She said it in a way I can never forget. It brought back the old feeling Tippy used to give me when she traced my name on my silver christening cup, the feeling that it was up to me to keep it shining. I've thought about it quite a lot since, but I am all mixed up as to which is the best way to do it. Maybe after all it would be more star-like of me to renounce my dream of becoming a famous author, and go in for duty alone, like Miss Crewes.
CHAPTER IX
SEVEN MONTHS LATER
One might think, seeing that I am keeping two diaries now, that I am leading a double life. But such is not the case. When it was decided that I was to go to Washington this year, to the same school that Barby attended when she was my age, she suggested that I keep a journal, as she did while here. She called hers "Chronicles of Harrington Hall." So I am calling mine "The Second Book of Chronicles." Next vacation we are to read them together.

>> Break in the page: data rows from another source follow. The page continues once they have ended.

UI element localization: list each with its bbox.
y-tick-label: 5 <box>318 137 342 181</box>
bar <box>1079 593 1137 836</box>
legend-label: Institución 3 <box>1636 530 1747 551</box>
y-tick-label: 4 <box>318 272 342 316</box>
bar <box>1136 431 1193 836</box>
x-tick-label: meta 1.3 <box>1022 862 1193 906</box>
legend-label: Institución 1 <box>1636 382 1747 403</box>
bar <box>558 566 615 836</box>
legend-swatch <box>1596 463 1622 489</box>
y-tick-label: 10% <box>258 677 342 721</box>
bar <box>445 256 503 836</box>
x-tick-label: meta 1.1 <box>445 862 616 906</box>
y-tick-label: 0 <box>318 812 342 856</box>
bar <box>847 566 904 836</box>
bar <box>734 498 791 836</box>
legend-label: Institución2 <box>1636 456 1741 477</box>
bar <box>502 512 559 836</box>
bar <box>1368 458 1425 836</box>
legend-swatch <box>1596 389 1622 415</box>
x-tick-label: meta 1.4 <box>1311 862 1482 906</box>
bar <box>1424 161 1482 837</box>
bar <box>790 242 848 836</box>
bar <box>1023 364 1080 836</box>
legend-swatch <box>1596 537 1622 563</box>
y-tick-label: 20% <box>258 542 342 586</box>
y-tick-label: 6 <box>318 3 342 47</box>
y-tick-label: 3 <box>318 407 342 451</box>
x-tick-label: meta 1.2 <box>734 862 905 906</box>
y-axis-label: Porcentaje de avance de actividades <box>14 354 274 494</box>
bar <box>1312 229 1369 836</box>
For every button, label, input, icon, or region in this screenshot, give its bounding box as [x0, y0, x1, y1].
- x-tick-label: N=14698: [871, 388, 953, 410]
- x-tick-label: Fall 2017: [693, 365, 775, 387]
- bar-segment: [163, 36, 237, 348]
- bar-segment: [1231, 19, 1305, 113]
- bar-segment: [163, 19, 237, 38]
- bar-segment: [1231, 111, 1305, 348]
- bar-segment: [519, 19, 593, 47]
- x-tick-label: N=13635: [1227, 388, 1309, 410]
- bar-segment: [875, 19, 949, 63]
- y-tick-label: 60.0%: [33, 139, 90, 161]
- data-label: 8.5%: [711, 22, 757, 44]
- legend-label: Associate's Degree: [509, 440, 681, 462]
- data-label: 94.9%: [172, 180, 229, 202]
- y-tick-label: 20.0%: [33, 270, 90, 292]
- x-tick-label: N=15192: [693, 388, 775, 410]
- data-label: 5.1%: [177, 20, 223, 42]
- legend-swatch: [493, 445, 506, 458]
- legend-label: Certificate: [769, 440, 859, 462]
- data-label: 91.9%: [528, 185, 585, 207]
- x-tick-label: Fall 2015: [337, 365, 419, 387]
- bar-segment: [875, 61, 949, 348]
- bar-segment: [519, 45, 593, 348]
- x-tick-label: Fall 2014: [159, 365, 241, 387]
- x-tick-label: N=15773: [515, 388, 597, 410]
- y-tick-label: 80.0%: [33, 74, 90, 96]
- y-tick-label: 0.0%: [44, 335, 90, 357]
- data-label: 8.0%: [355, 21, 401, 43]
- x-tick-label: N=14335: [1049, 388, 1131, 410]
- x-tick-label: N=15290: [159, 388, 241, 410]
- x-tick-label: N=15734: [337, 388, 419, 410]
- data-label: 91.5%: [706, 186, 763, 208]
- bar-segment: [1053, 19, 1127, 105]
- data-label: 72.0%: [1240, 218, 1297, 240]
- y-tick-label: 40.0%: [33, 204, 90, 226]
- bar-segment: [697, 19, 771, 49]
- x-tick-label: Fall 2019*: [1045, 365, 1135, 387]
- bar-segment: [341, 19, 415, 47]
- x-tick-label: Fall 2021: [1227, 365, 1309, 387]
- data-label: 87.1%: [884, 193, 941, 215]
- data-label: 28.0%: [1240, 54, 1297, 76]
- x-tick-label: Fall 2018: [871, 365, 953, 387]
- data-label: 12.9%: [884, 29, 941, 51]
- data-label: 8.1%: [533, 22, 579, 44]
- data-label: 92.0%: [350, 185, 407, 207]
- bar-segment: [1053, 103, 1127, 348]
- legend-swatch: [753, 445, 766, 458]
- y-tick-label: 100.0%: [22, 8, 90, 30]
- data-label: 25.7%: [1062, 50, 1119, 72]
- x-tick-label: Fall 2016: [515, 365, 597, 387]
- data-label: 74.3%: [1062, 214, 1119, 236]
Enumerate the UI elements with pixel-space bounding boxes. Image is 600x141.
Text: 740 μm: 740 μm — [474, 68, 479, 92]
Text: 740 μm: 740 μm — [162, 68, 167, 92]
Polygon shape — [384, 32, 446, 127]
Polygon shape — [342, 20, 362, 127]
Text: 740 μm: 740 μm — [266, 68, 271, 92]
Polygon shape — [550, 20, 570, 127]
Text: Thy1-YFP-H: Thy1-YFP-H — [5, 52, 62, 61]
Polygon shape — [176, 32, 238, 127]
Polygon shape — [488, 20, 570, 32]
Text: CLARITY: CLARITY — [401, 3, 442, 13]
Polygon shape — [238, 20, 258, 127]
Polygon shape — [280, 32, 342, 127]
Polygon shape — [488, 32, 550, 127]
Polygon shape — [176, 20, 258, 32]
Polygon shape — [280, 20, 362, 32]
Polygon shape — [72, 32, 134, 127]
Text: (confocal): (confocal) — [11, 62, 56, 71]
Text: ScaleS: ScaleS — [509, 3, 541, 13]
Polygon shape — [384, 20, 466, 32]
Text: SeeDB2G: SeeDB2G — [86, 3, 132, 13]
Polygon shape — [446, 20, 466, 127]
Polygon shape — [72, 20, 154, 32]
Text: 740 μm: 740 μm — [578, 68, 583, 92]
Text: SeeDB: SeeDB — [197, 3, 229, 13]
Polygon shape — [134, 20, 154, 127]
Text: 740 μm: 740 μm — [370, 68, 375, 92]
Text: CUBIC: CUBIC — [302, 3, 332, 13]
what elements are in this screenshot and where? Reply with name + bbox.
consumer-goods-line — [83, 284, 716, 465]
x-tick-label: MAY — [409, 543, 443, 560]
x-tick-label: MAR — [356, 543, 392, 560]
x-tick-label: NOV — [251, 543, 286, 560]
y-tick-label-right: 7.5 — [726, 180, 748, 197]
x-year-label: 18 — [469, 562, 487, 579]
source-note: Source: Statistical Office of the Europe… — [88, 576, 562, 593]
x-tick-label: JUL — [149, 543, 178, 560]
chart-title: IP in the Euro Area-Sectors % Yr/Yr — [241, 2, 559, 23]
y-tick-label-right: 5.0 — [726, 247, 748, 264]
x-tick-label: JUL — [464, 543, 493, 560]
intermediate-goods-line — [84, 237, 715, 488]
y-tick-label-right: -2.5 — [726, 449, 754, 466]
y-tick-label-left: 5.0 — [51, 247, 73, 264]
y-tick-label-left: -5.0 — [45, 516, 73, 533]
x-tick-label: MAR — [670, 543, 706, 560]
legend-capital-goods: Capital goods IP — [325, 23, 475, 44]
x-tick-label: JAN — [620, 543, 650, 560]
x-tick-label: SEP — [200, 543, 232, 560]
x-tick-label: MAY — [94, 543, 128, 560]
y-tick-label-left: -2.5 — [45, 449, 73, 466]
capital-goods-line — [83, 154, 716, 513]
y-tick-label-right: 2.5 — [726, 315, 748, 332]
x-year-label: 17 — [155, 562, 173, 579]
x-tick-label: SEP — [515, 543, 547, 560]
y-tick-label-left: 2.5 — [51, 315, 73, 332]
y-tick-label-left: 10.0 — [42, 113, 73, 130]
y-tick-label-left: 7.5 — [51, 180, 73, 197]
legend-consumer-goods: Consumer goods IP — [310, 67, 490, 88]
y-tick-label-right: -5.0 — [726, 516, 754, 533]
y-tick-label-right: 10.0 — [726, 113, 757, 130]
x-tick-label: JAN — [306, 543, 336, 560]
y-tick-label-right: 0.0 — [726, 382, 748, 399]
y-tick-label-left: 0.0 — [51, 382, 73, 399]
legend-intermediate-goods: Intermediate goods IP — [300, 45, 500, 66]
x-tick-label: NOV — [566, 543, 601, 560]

Naturally I want to make mine as interesting as possible, so I've spent considerable time describing life here at school as I see it, and making character sketches of the different girls, teachers, etc. It would have been more satisfactory if I could have put all that in my Memoirs, thus making one continuous story, but it's too great a task to write it all out twice. So I have put a footnote in my Memoirs for the benefit of whoever my biographer may be, saying, "For what happened at Harrington Hall, see my Book of Chronicles."
All during the first term I did not make a single entry in this old blank book, now open before me. It lay out of sight and out of mind in the back of my desk. But this morning I came across it while looking for something, and tonight I have just finished reading it from start to finish. I realize I have left quite a gap in the story by failing to record several things which happened after Esther went home.
As I sit and re-read these last pages, how far away I seem now from that unhappy August afternoon when I came home from the Gilfreds', feeling that I could never take anyone on trust again. It was days before I got over the misery of that experience, and I really believe it was on account of the way I went moping around the house that Barby decided to send me away to school. Father had been urging it for some time, but she wanted to keep me at home with her one more year.